In closing arguments, deputy Summit County attorney Brad Bloodworth argued that Kouri killing her husband was “the only rational explanation for the evidence.” He said she “wanted to leave her husband but did not want to leave his money.” Bloodworth replayed a clip of Richins’ 911 call from the night of her husband’s death. That’s “not ‘the sound of a wife becoming a widow,’” he said, referencing the defense’s opening statement. “It’s the sound of a wife becoming a black widow.”
The defense, led by attorney Wendy Lewis, urged the jury to look for reasonable doubt, arguing that Eric may have accidentally overdosed due to Lyme disease and an addiction to painkillers. But without witnesses to call on their own behalf, the defense’s strategy failed to counter the state’s extensive timeline of debt, drug acquisition, and digital evidence.

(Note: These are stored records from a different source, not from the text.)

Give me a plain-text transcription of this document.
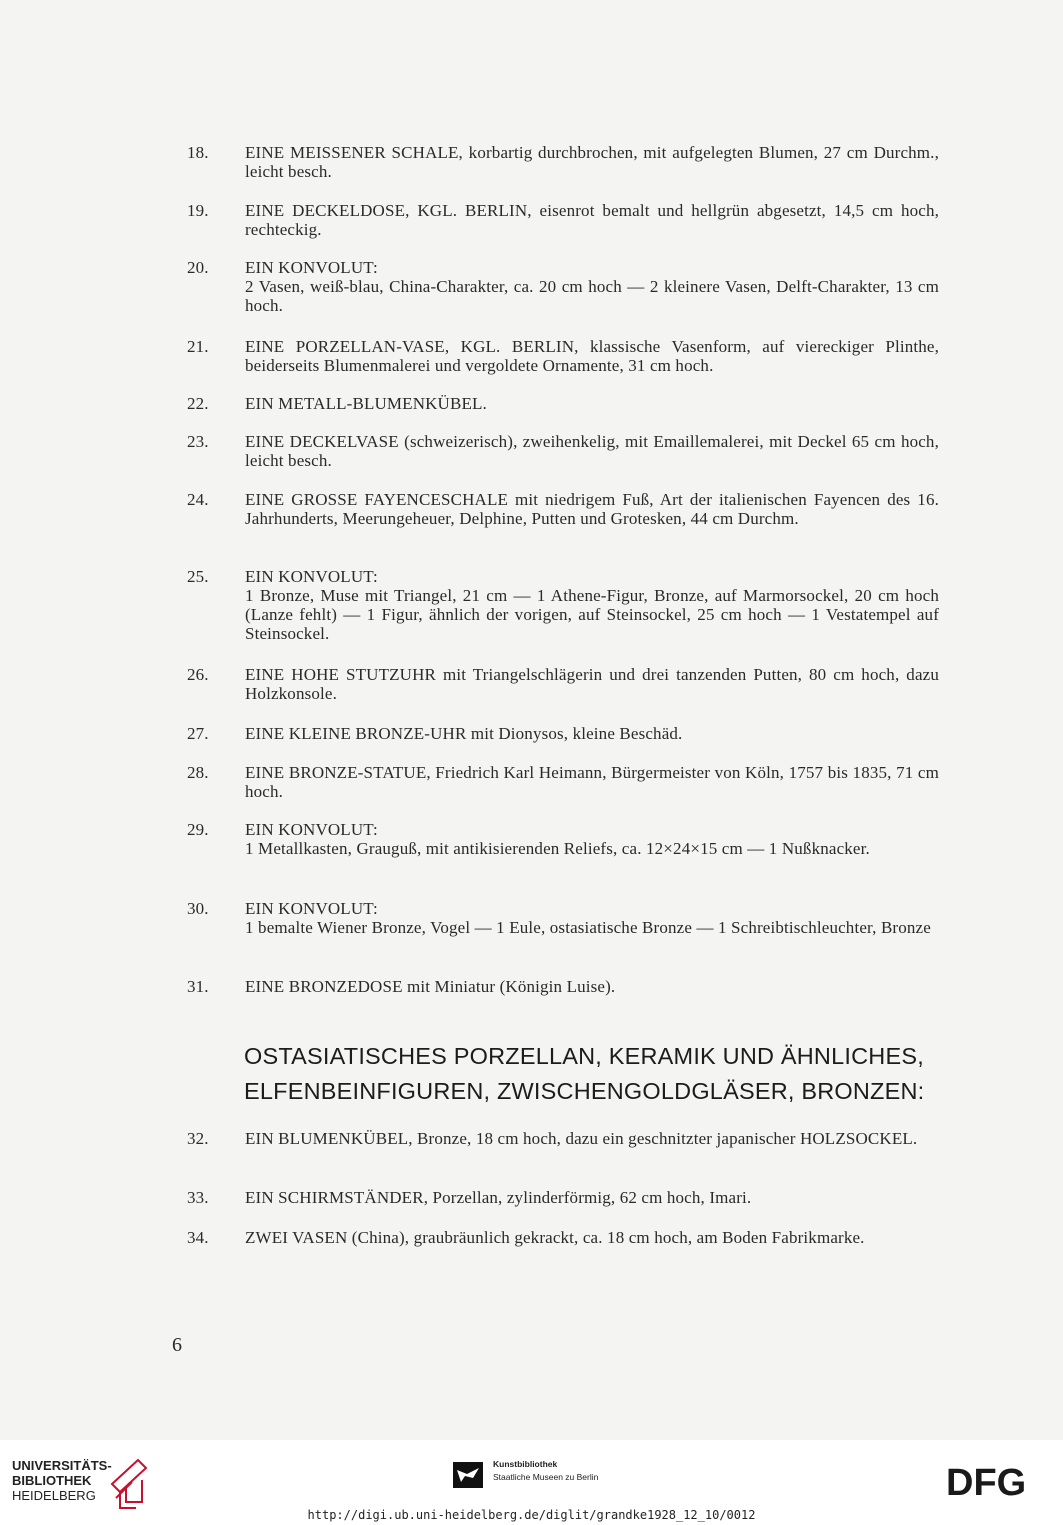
18.	EINE MEISSENER SCHALE, korbartig durchbrochen, mit aufgelegten Blumen, 27 cm Durchm., leicht besch.
19.	EINE DECKELDOSE, KGL. BERLIN, eisenrot bemalt und hellgrün abgesetzt, 14,5 cm hoch, rechteckig.
20.	EIN KONVOLUT:
2 Vasen, weiß-blau, China-Charakter, ca. 20 cm hoch — 2 kleinere Vasen, Delft-Charakter, 13 cm hoch.
21.	EINE PORZELLAN-VASE, KGL. BERLIN, klassische Vasenform, auf viereckiger Plinthe, beiderseits Blumenmalerei und vergoldete Ornamente, 31 cm hoch.
22.	EIN METALL-BLUMENKÜBEL.
23.	EINE DECKELVASE (schweizerisch), zweihenkelig, mit Emaillemalerei, mit Deckel 65 cm hoch, leicht besch.
24.	EINE GROSSE FAYENCESCHALE mit niedrigem Fuß, Art der italienischen Fayencen des 16. Jahrhunderts, Meerungeheuer, Delphine, Putten und Grotesken, 44 cm Durchm.
25.	EIN KONVOLUT:
1 Bronze, Muse mit Triangel, 21 cm — 1 Athene-Figur, Bronze, auf Marmorsockel, 20 cm hoch (Lanze fehlt) — 1 Figur, ähnlich der vorigen, auf Steinsockel, 25 cm hoch — 1 Vestatempel auf Steinsockel.
26.	EINE HOHE STUTZUHR mit Triangelschlägerin und drei tanzenden Putten, 80 cm hoch, dazu Holzkonsole.
27.	EINE KLEINE BRONZE-UHR mit Dionysos, kleine Beschäd.
28.	EINE BRONZE-STATUE, Friedrich Karl Heimann, Bürgermeister von Köln, 1757 bis 1835, 71 cm hoch.
29.	EIN KONVOLUT:
1 Metallkasten, Grauguß, mit antikisierenden Reliefs, ca. 12×24×15 cm — 1 Nußknacker.
30.	EIN KONVOLUT:
1 bemalte Wiener Bronze, Vogel — 1 Eule, ostasiatische Bronze — 1 Schreibtischleuchter, Bronze
31.	EINE BRONZEDOSE mit Miniatur (Königin Luise).
OSTASIATISCHES PORZELLAN, KERAMIK UND ÄHNLICHES,
ELFENBEINFIGUREN, ZWISCHENGOLDGLÄSER, BRONZEN:
32.	EIN BLUMENKÜBEL, Bronze, 18 cm hoch, dazu ein geschnitzter japanischer HOLZSOCKEL.
33.	EIN SCHIRMSTÄNDER, Porzellan, zylinderförmig, 62 cm hoch, Imari.
34.	ZWEI VASEN (China), graubräunlich gekrackt, ca. 18 cm hoch, am Boden Fabrikmarke.
6
UNIVERSITÄTS-
BIBLIOTHEK
HEIDELBERG
Kunstbibliothek
Staatliche Museen zu Berlin	DFG
http://digi.ub.uni-heidelberg.de/diglit/grandke1928_12_10/0012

After just three hours of deliberation, the eight-member jury returned a unanimous verdict. Kouri Richins, wearing a white blouse with flowers, looked down and began breathing heavily as the clerk read “guilty” for the most serious charge: aggravated murder. Multiple family members of Eric Richins, including his sisters who had long suspected Kouri, were in tears after the verdict.
Richins has been jailed since her arrest and faces a potential sentence of 25 years to life in prison. Her sentencing hearing is scheduled for May 13—the day that would have been Eric Richins’ 44th birthday. The tragedy of the Richins family, once a domestic clash over finances, has finally culminated in a courthouse, revealing that the true author of Eric’s story was not a grieving wife, but a killer rewriting reality.